Мойка-карусель из штырей, на штыри надевают донышком вверх стеклянные банки. Карусель крутится, в одном конце ее кожух железный, там банки попадают под фонтаны кипятка, потом их обдают сильным паром. Когда карусель сделает круг, банки возвращаются такие раскаленные, что их снимают рукавицами. В горячие банки заливают кипящий джем.
Рукавицы в первый же день колонисты стырили. Сами у себя. Далее — хватали ошпаренные банки рукавами, благо у всех одежда была не по росту, велика.
Мойка нравилась ребятам, потому что рядом варился джем.
Другую часть колонистов, с ними и Кузьменышей, направили на конвейер. Тот самый конвейер, о котором упоминала веселая шоферица Вера. Ребят привели, показали. Из огромного бака, где плавали в воде высыпанные из корзин помидоры, выползала широкая резиновая лента. Стоя по обе стороны, надо было ловко выхватывать всяческие веточки, листья, гниль, не пропуская ничего лишнего. За этим строго следили две женщины, поставленные в самый конец ленты.
Шелестящая, мягко изгибающаяся лента уползала под самый потолок, где из специальных сеток на нее проливалась густая струя воды, вымывая остатки сора, всю грязь.
Лента скрывалась за железным массивным колпаком, из-под которого вырывался во все стороны с шипеньем горячий пар. С обратной стороны колпака, из короткого хобота, в широченный чан изрыгался вместе с паром резко пахнущий, красный, раскаленный поток томата.
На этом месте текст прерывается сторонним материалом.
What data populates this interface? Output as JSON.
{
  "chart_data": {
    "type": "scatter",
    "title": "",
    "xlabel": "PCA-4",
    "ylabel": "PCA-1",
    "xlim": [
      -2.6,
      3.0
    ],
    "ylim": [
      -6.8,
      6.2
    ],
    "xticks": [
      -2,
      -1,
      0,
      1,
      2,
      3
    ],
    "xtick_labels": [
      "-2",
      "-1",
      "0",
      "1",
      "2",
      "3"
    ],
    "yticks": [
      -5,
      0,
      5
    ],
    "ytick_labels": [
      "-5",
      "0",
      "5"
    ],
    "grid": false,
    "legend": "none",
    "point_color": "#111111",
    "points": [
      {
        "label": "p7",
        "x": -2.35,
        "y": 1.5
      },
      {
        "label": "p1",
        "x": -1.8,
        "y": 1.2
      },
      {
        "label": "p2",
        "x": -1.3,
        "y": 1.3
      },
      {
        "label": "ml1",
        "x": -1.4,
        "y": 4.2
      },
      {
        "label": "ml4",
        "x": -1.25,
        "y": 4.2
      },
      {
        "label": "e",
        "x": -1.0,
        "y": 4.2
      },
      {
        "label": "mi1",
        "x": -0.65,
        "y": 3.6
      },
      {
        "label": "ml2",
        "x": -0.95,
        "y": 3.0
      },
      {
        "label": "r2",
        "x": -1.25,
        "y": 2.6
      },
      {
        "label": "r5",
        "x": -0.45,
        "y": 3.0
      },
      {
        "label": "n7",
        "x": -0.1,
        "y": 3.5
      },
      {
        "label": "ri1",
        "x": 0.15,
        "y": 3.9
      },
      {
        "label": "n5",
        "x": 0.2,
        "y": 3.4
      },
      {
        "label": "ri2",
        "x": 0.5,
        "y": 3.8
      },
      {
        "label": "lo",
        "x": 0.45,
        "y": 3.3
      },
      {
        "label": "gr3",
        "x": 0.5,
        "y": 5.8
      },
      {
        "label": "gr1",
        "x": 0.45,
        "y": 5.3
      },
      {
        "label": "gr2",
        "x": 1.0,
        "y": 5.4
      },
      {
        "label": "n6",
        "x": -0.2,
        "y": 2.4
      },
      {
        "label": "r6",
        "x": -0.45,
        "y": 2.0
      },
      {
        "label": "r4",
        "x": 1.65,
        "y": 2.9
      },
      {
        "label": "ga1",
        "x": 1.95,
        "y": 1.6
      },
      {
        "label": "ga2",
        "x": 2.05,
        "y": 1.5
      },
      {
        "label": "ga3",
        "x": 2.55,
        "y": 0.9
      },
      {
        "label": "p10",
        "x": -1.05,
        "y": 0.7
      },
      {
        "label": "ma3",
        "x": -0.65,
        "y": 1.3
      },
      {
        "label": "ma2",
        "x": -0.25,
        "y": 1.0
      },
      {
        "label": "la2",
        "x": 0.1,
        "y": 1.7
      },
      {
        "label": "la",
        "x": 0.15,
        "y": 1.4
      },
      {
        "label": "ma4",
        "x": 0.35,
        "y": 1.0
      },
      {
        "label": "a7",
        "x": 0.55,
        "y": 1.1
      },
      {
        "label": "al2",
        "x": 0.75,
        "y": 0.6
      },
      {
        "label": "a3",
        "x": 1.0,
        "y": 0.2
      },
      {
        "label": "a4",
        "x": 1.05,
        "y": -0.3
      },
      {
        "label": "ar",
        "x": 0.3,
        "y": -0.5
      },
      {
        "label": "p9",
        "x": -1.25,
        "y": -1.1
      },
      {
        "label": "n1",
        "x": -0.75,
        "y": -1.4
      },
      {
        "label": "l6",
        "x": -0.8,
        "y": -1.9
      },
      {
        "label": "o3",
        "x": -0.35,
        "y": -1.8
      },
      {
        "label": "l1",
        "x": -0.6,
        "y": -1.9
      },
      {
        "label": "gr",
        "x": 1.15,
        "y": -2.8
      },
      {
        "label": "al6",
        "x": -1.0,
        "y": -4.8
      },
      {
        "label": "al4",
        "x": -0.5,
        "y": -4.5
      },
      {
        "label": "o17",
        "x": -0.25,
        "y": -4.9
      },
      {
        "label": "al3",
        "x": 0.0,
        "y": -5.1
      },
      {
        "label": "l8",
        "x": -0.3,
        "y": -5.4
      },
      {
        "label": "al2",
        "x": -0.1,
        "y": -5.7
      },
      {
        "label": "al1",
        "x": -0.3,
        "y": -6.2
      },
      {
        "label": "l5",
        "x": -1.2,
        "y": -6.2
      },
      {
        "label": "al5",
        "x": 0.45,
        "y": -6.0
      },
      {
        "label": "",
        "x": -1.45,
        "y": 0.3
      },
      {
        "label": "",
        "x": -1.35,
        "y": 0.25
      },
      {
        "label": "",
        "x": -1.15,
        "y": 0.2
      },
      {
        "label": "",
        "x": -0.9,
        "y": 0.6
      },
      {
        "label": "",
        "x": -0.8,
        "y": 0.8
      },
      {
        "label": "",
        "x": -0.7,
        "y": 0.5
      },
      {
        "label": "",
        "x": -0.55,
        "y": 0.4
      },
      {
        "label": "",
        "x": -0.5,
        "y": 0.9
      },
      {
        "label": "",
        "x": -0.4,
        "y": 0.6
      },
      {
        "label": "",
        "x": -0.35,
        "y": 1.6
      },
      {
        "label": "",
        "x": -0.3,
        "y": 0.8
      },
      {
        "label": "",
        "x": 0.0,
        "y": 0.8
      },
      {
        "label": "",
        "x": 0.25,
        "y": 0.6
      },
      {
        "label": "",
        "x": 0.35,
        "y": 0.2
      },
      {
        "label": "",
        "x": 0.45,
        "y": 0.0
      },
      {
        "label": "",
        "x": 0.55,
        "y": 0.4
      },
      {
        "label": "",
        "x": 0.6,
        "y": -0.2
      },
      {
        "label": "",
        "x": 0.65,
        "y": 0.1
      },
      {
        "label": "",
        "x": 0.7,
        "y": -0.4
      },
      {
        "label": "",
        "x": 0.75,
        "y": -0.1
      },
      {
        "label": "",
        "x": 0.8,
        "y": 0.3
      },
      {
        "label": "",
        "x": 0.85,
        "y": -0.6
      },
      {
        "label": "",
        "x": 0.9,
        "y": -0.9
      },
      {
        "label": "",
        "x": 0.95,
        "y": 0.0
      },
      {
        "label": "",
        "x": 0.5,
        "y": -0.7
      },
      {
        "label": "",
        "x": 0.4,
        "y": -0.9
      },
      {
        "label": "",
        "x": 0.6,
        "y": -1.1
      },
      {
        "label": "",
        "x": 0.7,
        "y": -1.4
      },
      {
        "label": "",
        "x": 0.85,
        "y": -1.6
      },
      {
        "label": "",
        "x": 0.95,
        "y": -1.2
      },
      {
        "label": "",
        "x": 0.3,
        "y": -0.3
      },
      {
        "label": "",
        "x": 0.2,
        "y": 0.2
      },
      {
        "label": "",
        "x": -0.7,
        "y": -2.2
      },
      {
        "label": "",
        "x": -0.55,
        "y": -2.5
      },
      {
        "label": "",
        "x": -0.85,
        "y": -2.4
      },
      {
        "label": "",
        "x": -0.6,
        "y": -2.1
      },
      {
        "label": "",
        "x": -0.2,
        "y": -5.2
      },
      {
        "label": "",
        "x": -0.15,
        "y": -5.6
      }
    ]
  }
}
Стоять у конвейера целый день надоедало.
Но он, правда, и не работал целый день: то ленту заест, то помидоры запоздают… То пар отключат или вообще энергию. А когда ленту не заедало, палки в нее вставляли!
И тогда ребята, в первую очередь Кузьменыши, торопились в дальний угол цеха, где рядом с мойкой банок в отгороженных стальными барьерчиками котлах варили сливовый джем.
На этот запах джема колонисты слетались, как пчелы на мед.
Кузьменыши так раньше многих других!
Икра баклажанная — «блаженная» — слов нет, хороша, ее хоть ведрами ешь, да только приедается.
Яблочный соус кисловат, его быстро отвергли.
Фаршированный перец — тут фарша от пуза нажрешься — от случая к случаю готовят.
Но джем… Вот райское кушанье! Если в банку с головой влезешь, так всю и высосешь, аж на пузе медок проступает!
Ни одна варка не обходилась без пристального наблюдения колониста.
Рослые евреи поднимались по гулким железным лесенкам на самый верх и опрокидывали в котел тяжелые корзины со сливами, теми самыми, что теперь очищали во дворе одни девочки.
Потом с тех же лесенок, вздрагивающих, позванивающих от тяжелых мужских шагов, сыпали сахарный песок, с треском распарывая над котлом сероватые джутовые мешки и тут же сбрасывая их на пол.
Колонисты подхватывали эти мешки, выгребали из них сахарные крошки.
А иной раз кто-то из грузчиков, будто невзначай, наклонял мешок за край котла, и тогда манна небесная с неба просыпалась в подставленные ладони ребят: белая, сладчайшая струйка!
Песок совали в рот и сосали, наслаждаясь. И в карманы набивали, так что осы и пчелы вились потом роем за машиной.
Но самый торжественный миг наступал, когда начиналась разливка джема. Из узкой горловины, густой, душистый, маслянисто-коричневый, он изливался в нагретые на пару стеклянные банки, и если они невзначай лопались, колонисты подхватывали стекло, еще ошпаривающе горячее, с густыми подтеками тоже горячего джема, и быстро поедали его, рискуя порезаться или обжечься. Но вот же чудо: никто никогда не порезался! И не обжегся!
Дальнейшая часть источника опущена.